The brittle cracking phenomenon below the strength limit of the spike in the specific corrosive medium and under the action of the continuous tensile stress in the fixed direction generated by the elastic strip and the wedge stress of the crevice corrosion product is called stress corrosion. The stress corrosion cracking is the formation of small pits in the corrosion-sensitive parts of the screw spikes resulting in elongated cracks, and the cracks propagate very quickly, which can cause serious damage in a short period of time. The stress concentration area of the road stud is prone to corrosion damage. The existence of stress causes the crystal lattice to be distorted, the atoms are in an unstable state, the energy rises, the electrode potential drops, and it becomes the anode in the corrosion battery and is the first to be destroyed.

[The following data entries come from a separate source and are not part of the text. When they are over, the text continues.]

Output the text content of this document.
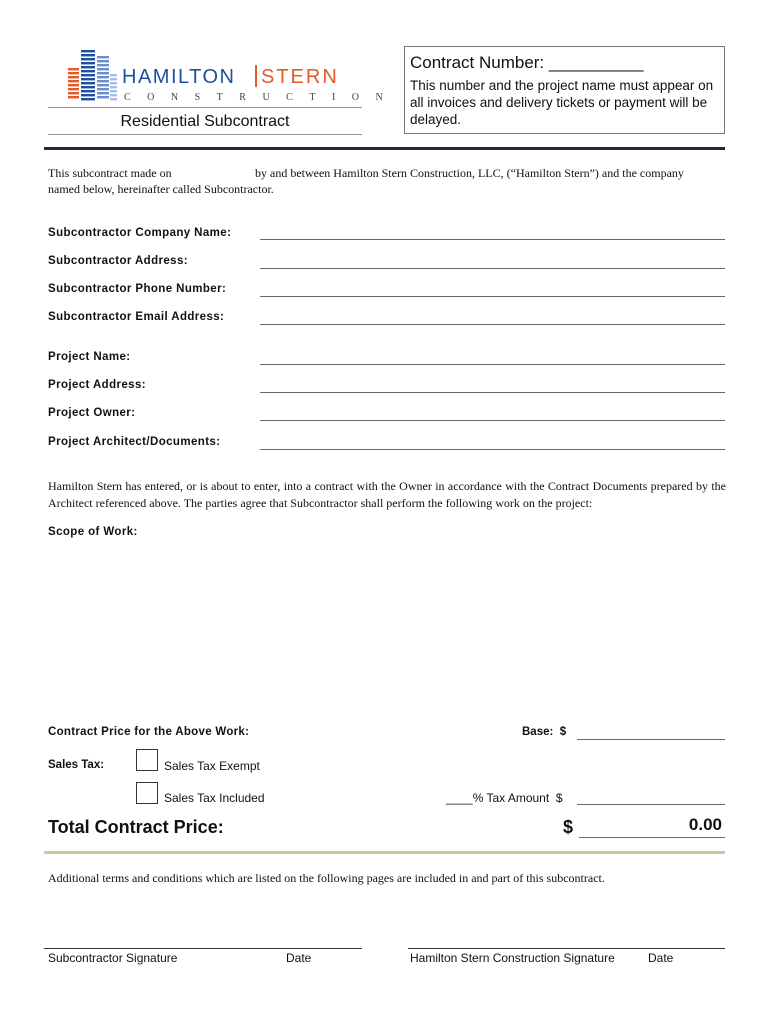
HAMILTON STERN
CONSTRUCTION
Residential Subcontract
Contract Number: __________
This number and the project name must appear on all invoices and delivery tickets or payment will be delayed.
This subcontract made on	by and between Hamilton Stern Construction, LLC, (“Hamilton Stern”) and the company
named below, hereinafter called Subcontractor.
Subcontractor Company Name:
Subcontractor Address:
Subcontractor Phone Number:
Subcontractor Email Address:
Project Name:
Project Address:
Project Owner:
Project Architect/Documents:
Hamilton Stern has entered, or is about to enter, into a contract with the Owner in accordance with the Contract Documents prepared by the Architect referenced above. The parties agree that Subcontractor shall perform the following work on the project:
Scope of Work:
Contract Price for the Above Work:	Base: $
Sales Tax:	Sales Tax Exempt
Sales Tax Included	____% Tax Amount $
Total Contract Price:	$	0.00
Additional terms and conditions which are listed on the following pages are included in and part of this subcontract.
Subcontractor Signature	Date	Hamilton Stern Construction Signature	Date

The stress corrosion process of railway spikes can generally be divided into three stages. The first stage is the incubation period. In this stage, due to the localization of the corrosion process and the effect of tensile stress, the cracks nucleate; the second stage is the corrosion crack development period. After the cracks nucleate, the corrosion medium and metal Under the combined action of the middle tensile stress, the crack propagates; in the third stage, due to the local concentration of the tensile stress, the crack grows rapidly and causes the damage of the part.
(4) Corrosion fatigue of railway spikes
Corrosion fatigue is caused by the combined action of the corrosive medium and the cyclic stress when the train passes. It is the reduction in corrosion fatigue resistance caused by the corrosive medium. The stress value of fatigue damage is lower than the yield point, and is at a certain critical cyclic stress. The fatigue failure occurs only when the value (fatigue limit or fatigue life) is above. However, corrosion fatigue may break under very low stress conditions, so it is very dangerous.